Ma uno che vuole fare una strage, davvero lo annuncia prima alle sue vittime? Oppure il suo era solo “un grido d’aiuto”, come ha ipotizzato un compagno di scuola? “Non volevo compiere una strage”, ha sostenuto fin da subito l’imputato. E se lo stock di armi lascia pensare a una pianificazione a mente fredda, la perizia psichiatrica di fine 2018 parla invece di scemata responsabilità: ad annebbiare la mente del giovane, in particolare, sarebbe stato l’odio verso se stesso. Secondo gli inquirenti, in ogni caso, l’intenzione omicida non riguardava qualcuno in particolare: il rischio era che uccidesse chiunque si fosse trovato a tiro.

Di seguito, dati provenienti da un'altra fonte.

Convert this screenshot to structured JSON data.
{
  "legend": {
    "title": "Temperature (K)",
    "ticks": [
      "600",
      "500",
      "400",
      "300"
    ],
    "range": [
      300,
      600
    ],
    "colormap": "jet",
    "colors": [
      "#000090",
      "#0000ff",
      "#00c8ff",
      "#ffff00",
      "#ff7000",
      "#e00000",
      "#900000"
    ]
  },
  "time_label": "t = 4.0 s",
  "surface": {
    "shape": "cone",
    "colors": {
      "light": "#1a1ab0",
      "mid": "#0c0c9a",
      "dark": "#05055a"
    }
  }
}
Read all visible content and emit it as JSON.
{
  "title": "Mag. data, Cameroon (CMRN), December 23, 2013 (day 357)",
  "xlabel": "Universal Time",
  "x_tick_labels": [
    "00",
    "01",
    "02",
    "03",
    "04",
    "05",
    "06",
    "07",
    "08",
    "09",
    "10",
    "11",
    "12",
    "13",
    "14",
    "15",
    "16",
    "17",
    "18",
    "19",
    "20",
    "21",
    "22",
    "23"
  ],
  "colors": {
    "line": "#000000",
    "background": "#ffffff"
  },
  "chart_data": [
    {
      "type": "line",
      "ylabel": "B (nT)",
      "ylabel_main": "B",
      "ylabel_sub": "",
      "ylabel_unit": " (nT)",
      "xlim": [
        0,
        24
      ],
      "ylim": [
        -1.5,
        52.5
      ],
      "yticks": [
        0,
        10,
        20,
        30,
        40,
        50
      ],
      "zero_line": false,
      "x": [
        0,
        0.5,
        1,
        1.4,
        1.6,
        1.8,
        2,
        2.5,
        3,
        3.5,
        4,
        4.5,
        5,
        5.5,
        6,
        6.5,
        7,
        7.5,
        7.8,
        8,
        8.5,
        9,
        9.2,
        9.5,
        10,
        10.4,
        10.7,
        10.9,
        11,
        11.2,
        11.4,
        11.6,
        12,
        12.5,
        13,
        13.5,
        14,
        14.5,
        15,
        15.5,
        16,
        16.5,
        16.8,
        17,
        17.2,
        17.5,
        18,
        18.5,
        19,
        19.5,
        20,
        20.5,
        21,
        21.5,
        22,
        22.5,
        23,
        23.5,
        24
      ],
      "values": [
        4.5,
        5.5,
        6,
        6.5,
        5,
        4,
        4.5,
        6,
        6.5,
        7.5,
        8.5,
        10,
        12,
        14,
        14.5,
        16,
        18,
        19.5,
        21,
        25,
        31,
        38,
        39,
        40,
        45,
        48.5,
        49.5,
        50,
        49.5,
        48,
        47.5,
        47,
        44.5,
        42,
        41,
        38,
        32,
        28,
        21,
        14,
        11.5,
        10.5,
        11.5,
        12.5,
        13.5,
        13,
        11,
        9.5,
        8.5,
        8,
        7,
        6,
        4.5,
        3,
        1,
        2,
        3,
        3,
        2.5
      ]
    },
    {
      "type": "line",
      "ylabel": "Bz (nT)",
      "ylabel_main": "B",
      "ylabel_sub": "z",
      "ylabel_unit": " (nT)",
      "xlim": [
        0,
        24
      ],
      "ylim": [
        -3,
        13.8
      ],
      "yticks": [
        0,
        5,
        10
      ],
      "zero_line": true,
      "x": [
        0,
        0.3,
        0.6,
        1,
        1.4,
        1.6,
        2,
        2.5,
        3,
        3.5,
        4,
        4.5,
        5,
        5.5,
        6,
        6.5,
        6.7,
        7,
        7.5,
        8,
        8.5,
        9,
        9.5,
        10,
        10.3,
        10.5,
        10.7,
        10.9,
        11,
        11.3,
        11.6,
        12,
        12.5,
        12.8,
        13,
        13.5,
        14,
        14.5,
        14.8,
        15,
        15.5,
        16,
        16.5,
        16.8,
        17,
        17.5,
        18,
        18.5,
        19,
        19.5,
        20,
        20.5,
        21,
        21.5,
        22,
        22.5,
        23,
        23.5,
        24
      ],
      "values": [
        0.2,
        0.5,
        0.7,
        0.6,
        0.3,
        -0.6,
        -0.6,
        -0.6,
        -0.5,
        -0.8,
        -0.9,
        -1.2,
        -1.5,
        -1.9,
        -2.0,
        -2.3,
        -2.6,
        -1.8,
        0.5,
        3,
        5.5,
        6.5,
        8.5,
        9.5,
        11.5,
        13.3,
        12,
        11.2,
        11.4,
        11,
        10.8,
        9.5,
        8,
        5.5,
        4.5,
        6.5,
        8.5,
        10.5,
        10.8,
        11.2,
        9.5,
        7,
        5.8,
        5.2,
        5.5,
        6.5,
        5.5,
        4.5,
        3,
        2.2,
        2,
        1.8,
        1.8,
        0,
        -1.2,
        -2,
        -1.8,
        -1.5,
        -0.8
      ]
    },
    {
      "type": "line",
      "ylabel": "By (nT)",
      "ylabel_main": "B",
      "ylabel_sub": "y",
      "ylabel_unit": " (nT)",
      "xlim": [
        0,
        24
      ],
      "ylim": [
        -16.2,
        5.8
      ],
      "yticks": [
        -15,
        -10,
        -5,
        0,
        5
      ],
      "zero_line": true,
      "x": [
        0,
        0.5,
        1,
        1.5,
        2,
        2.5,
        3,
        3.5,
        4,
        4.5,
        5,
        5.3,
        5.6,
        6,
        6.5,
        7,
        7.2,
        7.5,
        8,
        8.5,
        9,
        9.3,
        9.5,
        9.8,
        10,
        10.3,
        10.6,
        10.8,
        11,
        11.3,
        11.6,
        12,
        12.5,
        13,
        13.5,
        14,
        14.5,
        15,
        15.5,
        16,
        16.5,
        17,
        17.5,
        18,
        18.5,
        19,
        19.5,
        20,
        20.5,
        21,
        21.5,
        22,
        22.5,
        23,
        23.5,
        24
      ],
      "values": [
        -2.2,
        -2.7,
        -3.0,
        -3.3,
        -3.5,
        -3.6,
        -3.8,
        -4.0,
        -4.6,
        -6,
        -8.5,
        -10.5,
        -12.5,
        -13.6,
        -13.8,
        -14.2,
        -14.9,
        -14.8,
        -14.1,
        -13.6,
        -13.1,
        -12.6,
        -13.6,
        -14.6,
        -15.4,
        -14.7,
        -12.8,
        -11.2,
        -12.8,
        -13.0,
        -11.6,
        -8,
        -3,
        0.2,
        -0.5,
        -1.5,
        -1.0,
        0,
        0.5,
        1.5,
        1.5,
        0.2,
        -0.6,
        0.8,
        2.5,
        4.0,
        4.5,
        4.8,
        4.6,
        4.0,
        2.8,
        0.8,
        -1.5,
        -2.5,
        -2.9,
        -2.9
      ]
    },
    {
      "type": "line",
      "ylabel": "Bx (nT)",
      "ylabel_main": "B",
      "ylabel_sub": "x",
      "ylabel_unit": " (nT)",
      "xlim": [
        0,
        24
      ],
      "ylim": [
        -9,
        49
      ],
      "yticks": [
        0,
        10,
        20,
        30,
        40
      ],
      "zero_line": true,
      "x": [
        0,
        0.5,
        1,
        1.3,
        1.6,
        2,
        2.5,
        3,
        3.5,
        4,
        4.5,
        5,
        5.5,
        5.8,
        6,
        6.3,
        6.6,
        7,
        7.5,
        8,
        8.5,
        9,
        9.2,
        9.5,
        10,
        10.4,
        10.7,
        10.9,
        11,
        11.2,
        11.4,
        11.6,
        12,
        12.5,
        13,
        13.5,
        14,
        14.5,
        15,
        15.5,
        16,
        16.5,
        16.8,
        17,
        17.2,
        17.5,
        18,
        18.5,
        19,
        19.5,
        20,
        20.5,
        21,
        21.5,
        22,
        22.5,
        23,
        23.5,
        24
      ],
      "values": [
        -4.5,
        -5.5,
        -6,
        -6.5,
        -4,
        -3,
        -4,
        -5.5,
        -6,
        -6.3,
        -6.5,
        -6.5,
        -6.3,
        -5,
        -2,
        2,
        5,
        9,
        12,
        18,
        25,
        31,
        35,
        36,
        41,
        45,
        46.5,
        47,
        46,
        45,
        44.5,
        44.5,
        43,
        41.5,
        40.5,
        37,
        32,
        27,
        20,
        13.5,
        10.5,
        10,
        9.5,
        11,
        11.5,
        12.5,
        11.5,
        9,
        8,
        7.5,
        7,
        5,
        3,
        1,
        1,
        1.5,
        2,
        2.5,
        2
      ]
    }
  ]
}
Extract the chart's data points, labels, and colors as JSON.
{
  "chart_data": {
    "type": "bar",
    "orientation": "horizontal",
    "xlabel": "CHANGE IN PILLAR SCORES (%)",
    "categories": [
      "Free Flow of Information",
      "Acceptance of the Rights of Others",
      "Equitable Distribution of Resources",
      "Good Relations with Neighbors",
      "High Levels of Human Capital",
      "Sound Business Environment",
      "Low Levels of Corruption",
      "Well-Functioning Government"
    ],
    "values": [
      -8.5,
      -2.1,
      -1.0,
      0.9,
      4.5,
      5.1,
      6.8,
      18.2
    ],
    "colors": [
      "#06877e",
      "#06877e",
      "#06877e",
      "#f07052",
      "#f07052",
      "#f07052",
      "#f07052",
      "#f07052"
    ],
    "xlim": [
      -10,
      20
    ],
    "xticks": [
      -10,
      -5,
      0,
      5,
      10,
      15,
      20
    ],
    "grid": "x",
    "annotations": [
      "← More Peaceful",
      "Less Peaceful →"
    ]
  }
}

Oggi si attende un aggiornamento circa il suo stato di salute mentale.
Al giudice presidente Mauro Ermani, ai colleghi Manuel Borla e Aurelio Facchi e agli assessori giurati spetterà anche chiarire come sia stato possibile accumulare un tale arsenale. Ai dubbi formulati in sede politica circa il facile accesso alle armi, il Consiglio di Stato ha sempre risposto che alcune armi non necessitavano di particolari autorizzazioni, che gli acquisti effettuati in Svizzera apparivano regolarmente controllati e che la legge è già “sufficientemente restrittiva”. Resterà da capire se altri acquisti siano stati effettuati illegalmente, e come.
A difendere l’imputato è l’avvocato Luigi Mattei, mentre la pubblica accusa spetta al procuratore Arturo Garzoni, che ha ereditato il faldone dal pensionato Antonio Perugini.